Furthermore, the presentation unit 50 may refer to the history table 34 to select the response to be output, on the basis of the action of the user in the past. Specifically, the presentation unit 50 outputs, to the user, one response selected from the responses generated for the input information by the plurality of agents 10, on the basis of a history indicating responses generated by the plurality of agents 10, selected by the user in the past.


For example, when the response is output to the user who asks a question about certain information, the response processing device 100 might have a reaction such as “Tell me other information”, from the user. In this case, the response processing device 100 determines that information having been output is not information that the user desires. Meanwhile, when information output next is accepted by the user, the response processing device 100 determines that the information is the information that the user desires.


In this case, when the response processing device 100 is asked a similar question by the user next, the response processing device 100 may preferentially select an agent 10 capable of generating the response desired by the user.
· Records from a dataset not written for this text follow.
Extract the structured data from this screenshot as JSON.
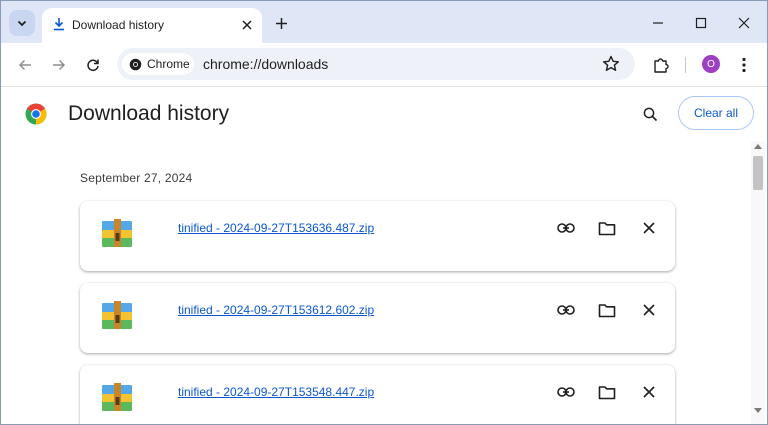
{
  "tab": {
    "title": "Download history"
  },
  "toolbar": {
    "chip_label": "Chrome",
    "url": "chrome://downloads",
    "avatar_letter": "O"
  },
  "page": {
    "title": "Download history",
    "clear_all_label": "Clear all"
  },
  "downloads": {
    "date": "September 27, 2024",
    "items": [
      {
        "filename": "tinified - 2024-09-27T153636.487.zip"
      },
      {
        "filename": "tinified - 2024-09-27T153612.602.zip"
      },
      {
        "filename": "tinified - 2024-09-27T153548.447.zip"
      }
    ]
  },
  "icons": {
    "tab_search": "chevron-down-icon",
    "tab_favicon": "download-icon",
    "file": "archive-icon",
    "copy_link": "link-icon",
    "show_in_folder": "folder-icon",
    "remove": "close-icon"
  },
  "colors": {
    "accent": "#0b57d0",
    "tabstrip": "#dfe7f7",
    "avatar": "#9c3fc2"
  }
}
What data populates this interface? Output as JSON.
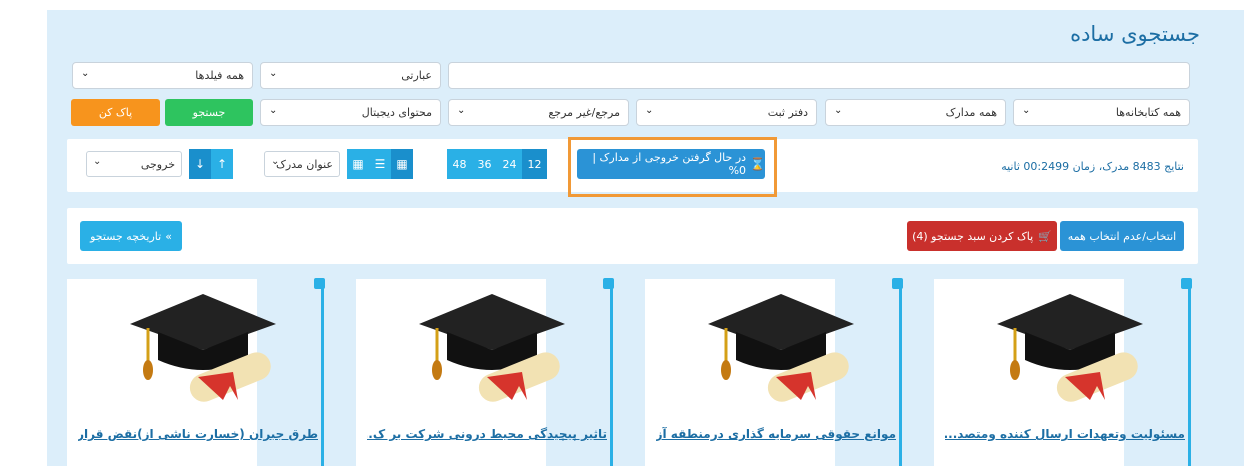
{
  "page_title": "جستجوی ساده",
  "row1": {
    "search_value": "",
    "phrase_select": "عبارتی",
    "fields_select": "همه فیلدها"
  },
  "row2": {
    "libraries_select": "همه کتابخانه‌ها",
    "documents_select": "همه مدارک",
    "registry_select": "دفتر ثبت",
    "reference_select": "مرجع/غیر مرجع",
    "digital_select": "محتوای دیجیتال",
    "search_button": "جستجو",
    "clear_button": "پاک کن"
  },
  "toolbar": {
    "results_text": "نتایج 8483 مدرک، زمان 00:2499 ثانیه",
    "export_status": "در حال گرفتن خروجی از مدارک | 0%",
    "page_sizes": [
      "12",
      "24",
      "36",
      "48"
    ],
    "active_page_size": "12",
    "sort_select": "عنوان مدرک",
    "output_select": "خروجی"
  },
  "actions": {
    "select_all": "انتخاب/عدم انتخاب همه",
    "clear_basket": "پاک کردن سبد جستجو (4)",
    "search_history": "تاریخچه جستجو"
  },
  "results": [
    {
      "title": "مسئولیت وتعهدات ارسال کننده ومتصد..."
    },
    {
      "title": "موانع حقوقی سرمایه گذاری درمنطقه آز..."
    },
    {
      "title": "تاثیر پیچیدگی محیط درونی شرکت بر ک..."
    },
    {
      "title": "طرق جبران (خسارت ناشی از)نقض قرار..."
    }
  ],
  "colors": {
    "panel_bg": "#dceefa",
    "primary_blue": "#2b93d6",
    "light_blue": "#2ab0e6",
    "green": "#2ec45f",
    "orange": "#f7941d",
    "red": "#c9302c",
    "highlight": "#f19936"
  }
}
Furthermore, for example, when the user tends to desire an output from a certain agent 10 (when specification of a specific agent 10 as the output destination by the user is statistically frequent, etc.), the response processing device 100 may control the response to be preferentially output from the agent 10. In this way, the response processing device 100 performs learning on the basis of a history of the user's instructions or operations, and thus, the response processing that further meets the user's request can be performed. Furthermore, the user can thereby cause the response processing device 100 to output the response desired by the user without giving an instruction.


Furthermore, the presentation unit 50 may determine whether each of the plurality of agents 10 can generate the response to the input information to select an agent 10 that is not an agent 10 determined not to generate the response to the input information, as an agent 10 that generates the response corresponding to the input information. In other words, the presentation unit 50 may refer to the agent table 32 to select an agent 10 that is expected to be able to generate the response. This makes it possible for the presentation unit 50 to reduce the effort to randomly transmit the request to all the agents 10.
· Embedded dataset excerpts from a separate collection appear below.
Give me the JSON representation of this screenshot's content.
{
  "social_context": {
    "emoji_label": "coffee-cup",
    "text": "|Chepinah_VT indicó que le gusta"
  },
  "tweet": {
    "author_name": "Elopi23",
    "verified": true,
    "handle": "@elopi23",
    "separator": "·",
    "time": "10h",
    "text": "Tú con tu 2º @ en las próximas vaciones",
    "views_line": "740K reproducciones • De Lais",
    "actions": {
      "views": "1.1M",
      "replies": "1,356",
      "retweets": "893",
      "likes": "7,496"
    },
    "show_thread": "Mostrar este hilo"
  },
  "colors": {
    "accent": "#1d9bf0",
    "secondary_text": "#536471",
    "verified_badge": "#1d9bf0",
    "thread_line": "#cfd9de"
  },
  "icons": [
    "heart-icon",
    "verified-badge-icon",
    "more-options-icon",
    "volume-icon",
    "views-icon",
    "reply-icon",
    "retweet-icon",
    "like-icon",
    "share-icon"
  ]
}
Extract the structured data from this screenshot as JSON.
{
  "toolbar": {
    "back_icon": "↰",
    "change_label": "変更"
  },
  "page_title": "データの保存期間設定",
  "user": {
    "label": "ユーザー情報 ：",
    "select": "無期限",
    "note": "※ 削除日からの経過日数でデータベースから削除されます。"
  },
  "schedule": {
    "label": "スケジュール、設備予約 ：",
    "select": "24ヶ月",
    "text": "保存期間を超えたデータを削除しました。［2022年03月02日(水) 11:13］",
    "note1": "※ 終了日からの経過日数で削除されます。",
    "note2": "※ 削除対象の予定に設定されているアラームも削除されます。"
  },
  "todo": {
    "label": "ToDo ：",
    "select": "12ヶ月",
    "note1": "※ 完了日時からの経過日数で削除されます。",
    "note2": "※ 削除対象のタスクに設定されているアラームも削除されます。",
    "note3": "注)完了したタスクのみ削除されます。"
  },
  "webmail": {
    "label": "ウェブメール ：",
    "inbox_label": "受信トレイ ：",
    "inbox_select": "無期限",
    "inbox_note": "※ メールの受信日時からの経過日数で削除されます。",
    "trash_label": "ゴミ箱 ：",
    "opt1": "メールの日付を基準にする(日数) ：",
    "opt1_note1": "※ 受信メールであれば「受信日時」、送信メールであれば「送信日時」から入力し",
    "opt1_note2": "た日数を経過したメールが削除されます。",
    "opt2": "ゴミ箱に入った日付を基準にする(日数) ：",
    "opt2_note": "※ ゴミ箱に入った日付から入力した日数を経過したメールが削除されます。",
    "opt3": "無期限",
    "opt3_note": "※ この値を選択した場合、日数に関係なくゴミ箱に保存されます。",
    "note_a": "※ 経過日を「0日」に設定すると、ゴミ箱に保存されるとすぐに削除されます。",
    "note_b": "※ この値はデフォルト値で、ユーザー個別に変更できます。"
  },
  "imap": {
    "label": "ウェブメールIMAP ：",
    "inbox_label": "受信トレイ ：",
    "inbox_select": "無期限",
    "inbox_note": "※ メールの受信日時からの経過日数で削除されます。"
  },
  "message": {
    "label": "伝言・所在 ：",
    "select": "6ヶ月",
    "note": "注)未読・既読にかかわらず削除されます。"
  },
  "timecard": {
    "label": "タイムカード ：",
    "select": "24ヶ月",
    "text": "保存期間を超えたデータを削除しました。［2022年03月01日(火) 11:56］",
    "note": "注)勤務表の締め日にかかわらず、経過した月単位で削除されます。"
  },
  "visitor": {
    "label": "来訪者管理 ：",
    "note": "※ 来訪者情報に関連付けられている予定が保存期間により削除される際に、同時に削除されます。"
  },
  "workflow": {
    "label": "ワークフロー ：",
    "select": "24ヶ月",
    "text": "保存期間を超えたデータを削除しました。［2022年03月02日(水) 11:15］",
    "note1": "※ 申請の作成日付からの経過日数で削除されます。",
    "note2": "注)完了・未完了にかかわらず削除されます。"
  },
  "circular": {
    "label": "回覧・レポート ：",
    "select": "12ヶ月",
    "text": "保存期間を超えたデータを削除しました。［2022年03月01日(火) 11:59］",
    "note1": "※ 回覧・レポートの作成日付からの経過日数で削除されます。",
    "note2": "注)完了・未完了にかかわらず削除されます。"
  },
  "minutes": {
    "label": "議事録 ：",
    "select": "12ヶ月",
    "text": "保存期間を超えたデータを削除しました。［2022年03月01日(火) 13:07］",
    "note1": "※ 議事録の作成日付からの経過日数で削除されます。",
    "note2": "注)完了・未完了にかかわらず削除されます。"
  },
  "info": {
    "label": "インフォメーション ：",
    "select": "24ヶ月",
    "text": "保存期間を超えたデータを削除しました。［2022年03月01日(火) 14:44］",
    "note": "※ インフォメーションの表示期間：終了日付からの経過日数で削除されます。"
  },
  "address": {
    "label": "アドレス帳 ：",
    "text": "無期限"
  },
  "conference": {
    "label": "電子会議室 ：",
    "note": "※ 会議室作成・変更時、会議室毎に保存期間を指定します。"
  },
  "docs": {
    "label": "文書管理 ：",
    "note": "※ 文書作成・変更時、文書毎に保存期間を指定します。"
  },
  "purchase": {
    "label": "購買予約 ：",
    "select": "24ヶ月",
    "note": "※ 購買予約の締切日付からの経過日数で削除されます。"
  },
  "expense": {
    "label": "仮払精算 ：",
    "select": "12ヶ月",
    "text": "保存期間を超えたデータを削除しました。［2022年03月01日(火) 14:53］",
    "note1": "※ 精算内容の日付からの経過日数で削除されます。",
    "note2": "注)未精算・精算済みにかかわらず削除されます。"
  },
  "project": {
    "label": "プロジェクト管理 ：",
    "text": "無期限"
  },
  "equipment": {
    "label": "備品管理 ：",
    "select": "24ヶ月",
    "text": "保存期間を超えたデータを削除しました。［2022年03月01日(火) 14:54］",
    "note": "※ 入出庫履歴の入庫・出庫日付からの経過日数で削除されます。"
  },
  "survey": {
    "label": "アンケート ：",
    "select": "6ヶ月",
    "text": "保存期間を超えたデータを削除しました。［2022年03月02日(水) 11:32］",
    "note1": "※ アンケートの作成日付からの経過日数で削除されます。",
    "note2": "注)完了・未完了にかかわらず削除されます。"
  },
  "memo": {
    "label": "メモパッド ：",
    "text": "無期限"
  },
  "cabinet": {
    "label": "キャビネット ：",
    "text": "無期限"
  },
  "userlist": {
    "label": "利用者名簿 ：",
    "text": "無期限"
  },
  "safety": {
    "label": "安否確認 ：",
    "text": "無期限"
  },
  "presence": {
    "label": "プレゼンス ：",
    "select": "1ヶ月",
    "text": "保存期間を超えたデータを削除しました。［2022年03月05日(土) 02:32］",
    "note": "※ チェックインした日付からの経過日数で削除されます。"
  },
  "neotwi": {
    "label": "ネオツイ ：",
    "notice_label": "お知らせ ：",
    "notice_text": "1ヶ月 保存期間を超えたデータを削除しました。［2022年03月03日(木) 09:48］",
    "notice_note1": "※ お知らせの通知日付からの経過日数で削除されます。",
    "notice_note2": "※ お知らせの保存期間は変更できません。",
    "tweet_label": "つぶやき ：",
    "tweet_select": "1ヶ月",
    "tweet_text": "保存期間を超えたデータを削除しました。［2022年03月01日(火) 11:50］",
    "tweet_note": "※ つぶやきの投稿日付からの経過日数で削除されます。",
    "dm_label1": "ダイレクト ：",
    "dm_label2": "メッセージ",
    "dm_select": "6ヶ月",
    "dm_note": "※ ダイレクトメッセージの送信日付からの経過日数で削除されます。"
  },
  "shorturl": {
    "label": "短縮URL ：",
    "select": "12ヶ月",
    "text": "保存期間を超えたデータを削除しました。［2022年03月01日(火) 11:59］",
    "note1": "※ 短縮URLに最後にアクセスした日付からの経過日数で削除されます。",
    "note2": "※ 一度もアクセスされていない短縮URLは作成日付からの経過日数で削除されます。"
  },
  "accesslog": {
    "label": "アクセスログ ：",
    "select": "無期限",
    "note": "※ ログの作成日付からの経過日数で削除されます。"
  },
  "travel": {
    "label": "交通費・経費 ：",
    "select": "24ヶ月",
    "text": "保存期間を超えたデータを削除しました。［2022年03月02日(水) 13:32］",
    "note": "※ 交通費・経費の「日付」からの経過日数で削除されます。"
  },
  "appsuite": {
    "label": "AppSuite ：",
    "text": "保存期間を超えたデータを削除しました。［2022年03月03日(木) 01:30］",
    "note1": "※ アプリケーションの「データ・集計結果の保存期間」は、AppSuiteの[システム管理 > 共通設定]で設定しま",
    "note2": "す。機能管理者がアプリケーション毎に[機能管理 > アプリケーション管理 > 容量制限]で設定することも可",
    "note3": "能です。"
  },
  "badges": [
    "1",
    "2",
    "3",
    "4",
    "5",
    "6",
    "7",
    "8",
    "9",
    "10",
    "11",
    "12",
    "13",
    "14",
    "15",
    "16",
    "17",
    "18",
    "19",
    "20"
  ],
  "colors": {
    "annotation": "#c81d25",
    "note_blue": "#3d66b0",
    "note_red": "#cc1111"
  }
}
Note that the analysis unit 51 described above performs processing for understanding of the meaning of the information acquired by the reception unit 40. Specifically, the analysis unit 51 performs the processing of automatic voice recognition (ASR) or natural language understanding (NLU) on the voice information and the like by the reception unit 40. For example, the analysis unit 51 divides the acquired voice into morphemes through the ASR or NLU, and determines whether each morpheme is an element that has what kind of intent or attribute.


When the intention of the user cannot be understood as a result of analysis of the input information, the analysis unit 51 may transmit that the intention of the user cannot be understood to the output control unit 53. For example, when the user's speech contains information that cannot be understood, as the result of the analysis, the analysis unit 51 transmits the content of the information to the output control unit 53. In this case, the output control unit 53 may generate the response that requests the user to speak accurately again for the information that cannot be understood.


The transmission unit 54 transmits various information. For example, the transmission unit 54 transmits the user's reaction (feedback) to the response presented by the presentation unit 50, to the plurality of agents 10.


Specifically, the transmission unit 54 transmits, as the user's reaction, information about a response selected by the user from the presented responses, to the plurality of agents 10.


For example, the transmission unit 54 transmits, as the information about the response selected by the user, the content of the response selected by the user, the identification information of the agent 10 that has generated the response selected by the user, or the like, to the plurality of agents 10.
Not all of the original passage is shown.